Convergence looks much nicer - we've reestimated our R0 of 1.5 and gamma of 0.2. We could do some diagnostics with the coda package on the chain object if we want, but that's beyond the scope of this vignette. The last thing to do is to plot our estimates against the data to make sure that our answer makes sense.

## Get the maximum likelihood parameters and estimate
## the model trajectory for each week
best_pars <- get_best_pars(chain2)
times <- seq(1,52*7,by=1)
best_trajectory <- solve_model(best_pars,times,S0, I0, R0, SIR_odes)
best_incidence <- colSums(matrix(best_trajectory,nrow=7))
best_dat <- data.frame(t=seq(1,52,by=1), y=best_incidence)

## Bit of code to generate prediction intervals
n_samps <- 100
trajectories <- matrix(nrow=n_samps,ncol=52)
samps <- sample(nrow(chain2),n_samps)
for(i in 1:n_samps){
  pars <- as.numeric(chain2[samps[i],c("R0","gamma")])
  names(pars) <- c("R0","gamma")
  tmp <- solve_model(pars, times, S0, I0, R0, SIR_odes)
  trajectories[i,] <- colSums(matrix(tmp, nrow=7))
}
bounds <- apply(trajectories,2,function(x) quantile(x, c(0.025,0.975)))

plot(dat$inc~seq(1,52,by=1),col="red",pch=16, 
     xlab="Time (weeks)",ylab="Incidence",ylim=c(0,100))
lines(best_dat,col="blue")
lines(bounds[1,],col="blue",lty=2,lwd=0.5)
lines(bounds[2,],col="blue",lty=2,lwd=0.5)
legend("topright",c("Data","Model","95% credible intervals"),
       col=c("red","blue","blue"),lty=c(0,1,2),pch=c(16,NA,NA))

The fit looks good, so we can be pretty confident that our model fitting has worked correctly.

Summary

The key points to remember when using the package are:

Make sure that your likelihood calculating function returns a single value (the log likelihood), and takes only parTab, data, PRIOR_FUNC, and then any other arguments using .... It's helpful to abstract away as much of your solving code as possible.
The key bit of syntax is creating a function that creates another function taking only a single vector of model parameters, pars as in the example.
From the MCMC output, you can read in the MCMC and do any manipulation/tests that you like.
The default univariate sampler doesn't work so well when we have correlated parameters.
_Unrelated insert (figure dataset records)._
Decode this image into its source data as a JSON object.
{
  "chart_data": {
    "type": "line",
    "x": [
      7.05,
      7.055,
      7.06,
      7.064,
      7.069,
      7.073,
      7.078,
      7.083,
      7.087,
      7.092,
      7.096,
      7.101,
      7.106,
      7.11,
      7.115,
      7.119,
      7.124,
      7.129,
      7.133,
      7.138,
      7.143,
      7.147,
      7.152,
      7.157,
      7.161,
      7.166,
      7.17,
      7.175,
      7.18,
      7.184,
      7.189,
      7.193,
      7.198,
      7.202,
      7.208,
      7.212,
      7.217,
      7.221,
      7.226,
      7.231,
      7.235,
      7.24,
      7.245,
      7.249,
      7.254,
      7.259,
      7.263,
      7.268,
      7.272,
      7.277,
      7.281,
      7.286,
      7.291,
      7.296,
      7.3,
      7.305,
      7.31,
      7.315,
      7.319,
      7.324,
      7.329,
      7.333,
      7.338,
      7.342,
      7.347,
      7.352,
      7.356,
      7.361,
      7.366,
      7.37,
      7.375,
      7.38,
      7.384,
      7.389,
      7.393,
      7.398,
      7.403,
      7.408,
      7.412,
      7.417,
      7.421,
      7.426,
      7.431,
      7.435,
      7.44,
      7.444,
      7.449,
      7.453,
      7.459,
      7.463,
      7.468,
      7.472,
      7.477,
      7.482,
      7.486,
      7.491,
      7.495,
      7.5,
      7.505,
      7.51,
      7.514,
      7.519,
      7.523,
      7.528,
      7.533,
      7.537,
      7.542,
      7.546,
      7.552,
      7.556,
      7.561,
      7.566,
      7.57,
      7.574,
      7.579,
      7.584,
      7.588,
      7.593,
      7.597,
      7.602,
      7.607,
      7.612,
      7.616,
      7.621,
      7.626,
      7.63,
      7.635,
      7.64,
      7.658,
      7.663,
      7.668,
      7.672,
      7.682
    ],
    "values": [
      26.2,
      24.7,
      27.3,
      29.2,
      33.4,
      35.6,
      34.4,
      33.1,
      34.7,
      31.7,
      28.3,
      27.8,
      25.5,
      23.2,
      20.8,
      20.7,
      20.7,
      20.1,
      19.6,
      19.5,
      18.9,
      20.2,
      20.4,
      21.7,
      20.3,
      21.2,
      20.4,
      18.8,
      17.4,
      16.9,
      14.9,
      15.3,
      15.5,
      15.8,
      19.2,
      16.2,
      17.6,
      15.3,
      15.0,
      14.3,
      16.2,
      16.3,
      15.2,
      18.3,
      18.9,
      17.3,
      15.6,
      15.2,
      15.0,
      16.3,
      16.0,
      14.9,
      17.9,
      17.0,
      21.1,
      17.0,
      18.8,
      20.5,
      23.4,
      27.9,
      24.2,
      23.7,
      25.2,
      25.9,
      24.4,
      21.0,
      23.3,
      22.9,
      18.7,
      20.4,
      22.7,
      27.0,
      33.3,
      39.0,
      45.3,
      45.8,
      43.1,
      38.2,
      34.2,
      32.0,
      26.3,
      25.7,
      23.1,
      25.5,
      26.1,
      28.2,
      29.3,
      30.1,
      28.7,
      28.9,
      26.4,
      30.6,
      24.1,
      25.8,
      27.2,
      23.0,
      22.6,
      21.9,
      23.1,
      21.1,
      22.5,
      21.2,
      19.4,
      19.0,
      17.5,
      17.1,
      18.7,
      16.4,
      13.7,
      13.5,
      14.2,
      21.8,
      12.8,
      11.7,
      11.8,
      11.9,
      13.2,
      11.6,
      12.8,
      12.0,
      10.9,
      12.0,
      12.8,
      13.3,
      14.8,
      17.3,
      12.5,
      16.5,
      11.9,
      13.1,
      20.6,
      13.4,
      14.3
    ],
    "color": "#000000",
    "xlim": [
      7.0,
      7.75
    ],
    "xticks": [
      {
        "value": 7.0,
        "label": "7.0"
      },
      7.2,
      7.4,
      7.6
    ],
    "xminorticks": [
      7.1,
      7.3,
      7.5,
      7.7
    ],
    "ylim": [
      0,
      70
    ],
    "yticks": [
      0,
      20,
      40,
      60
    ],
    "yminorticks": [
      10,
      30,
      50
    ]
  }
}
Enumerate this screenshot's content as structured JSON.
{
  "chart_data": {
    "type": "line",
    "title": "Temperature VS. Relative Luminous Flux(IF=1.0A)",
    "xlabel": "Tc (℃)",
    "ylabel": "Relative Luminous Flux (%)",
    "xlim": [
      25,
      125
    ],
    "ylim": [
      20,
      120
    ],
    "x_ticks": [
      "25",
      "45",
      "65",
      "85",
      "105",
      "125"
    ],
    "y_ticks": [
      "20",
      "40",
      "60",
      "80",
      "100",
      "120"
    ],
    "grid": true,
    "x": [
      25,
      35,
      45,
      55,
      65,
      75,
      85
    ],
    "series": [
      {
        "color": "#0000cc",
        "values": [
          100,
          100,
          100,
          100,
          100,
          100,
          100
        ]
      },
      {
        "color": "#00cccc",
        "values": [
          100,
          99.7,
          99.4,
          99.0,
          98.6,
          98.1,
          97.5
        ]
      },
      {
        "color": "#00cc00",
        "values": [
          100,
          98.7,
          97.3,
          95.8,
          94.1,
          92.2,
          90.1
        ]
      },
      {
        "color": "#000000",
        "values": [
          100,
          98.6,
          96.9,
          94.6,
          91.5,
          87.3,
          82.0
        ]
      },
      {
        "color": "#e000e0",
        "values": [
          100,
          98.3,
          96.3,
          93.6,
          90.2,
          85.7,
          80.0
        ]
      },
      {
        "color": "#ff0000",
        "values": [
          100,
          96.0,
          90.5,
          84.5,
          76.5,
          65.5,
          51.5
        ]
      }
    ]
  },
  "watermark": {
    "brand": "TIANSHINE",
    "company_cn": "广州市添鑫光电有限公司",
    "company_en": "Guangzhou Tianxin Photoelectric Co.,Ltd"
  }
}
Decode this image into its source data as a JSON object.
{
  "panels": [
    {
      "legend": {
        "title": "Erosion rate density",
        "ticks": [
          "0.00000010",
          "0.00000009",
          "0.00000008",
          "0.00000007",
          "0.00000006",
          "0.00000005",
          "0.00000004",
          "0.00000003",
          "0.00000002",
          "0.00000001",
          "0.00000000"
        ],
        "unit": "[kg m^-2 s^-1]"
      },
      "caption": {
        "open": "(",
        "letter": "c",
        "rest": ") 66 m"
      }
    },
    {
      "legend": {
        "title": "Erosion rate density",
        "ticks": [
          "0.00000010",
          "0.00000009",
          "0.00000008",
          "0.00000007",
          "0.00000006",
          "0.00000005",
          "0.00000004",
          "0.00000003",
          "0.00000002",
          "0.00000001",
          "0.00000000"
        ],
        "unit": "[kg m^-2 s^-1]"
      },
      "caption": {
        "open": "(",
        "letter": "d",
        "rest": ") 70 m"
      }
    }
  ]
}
I tend to use the univariate version to get an initial covariance matrix, and then run the multivariate sampler.

Tips

Starting points for your MCMC can be tricky. Ideally, you'd start at any random point from your prior. For the SIR model here, there's actually quite a narrow band of parameter values that are easily solvable with deSolve, so we put fairly strong bounds in the parTab argument. It's left to the user to decide the best way to seed your chain.
The steps column of parTab indicates the size of the univariate proposals. It is important to note that the sampler converts your model parameters to a unit scale between 0 and 1. If your true parameter range is -50 to 50, then a step size of 0.1 is actually performing jumps of size 1 in terms of real values. Have a look at the code for univ_proposal if this is confusing. A REALLY important result of this is that when using a univariate sampler, using lower and upper bounds of Inf will really mess up the interpretation of step size. You therefore need to have finite bounds with the univariate sampler.
It's really easy to change the flag for fixed in parTab - set it to 1 to fix a parameter.
There's minimal error checking with the MCMC code - I would advise testing your model solving and likelihood calculating functions before running the MCMC. It's not happy when your functions return NaN or NA!
You need to be aware that the parTab puts implicit uniform priors on your parameters via the bounds. Be aware of this when specifying additional prior functions (ie. avoid double specification of priors).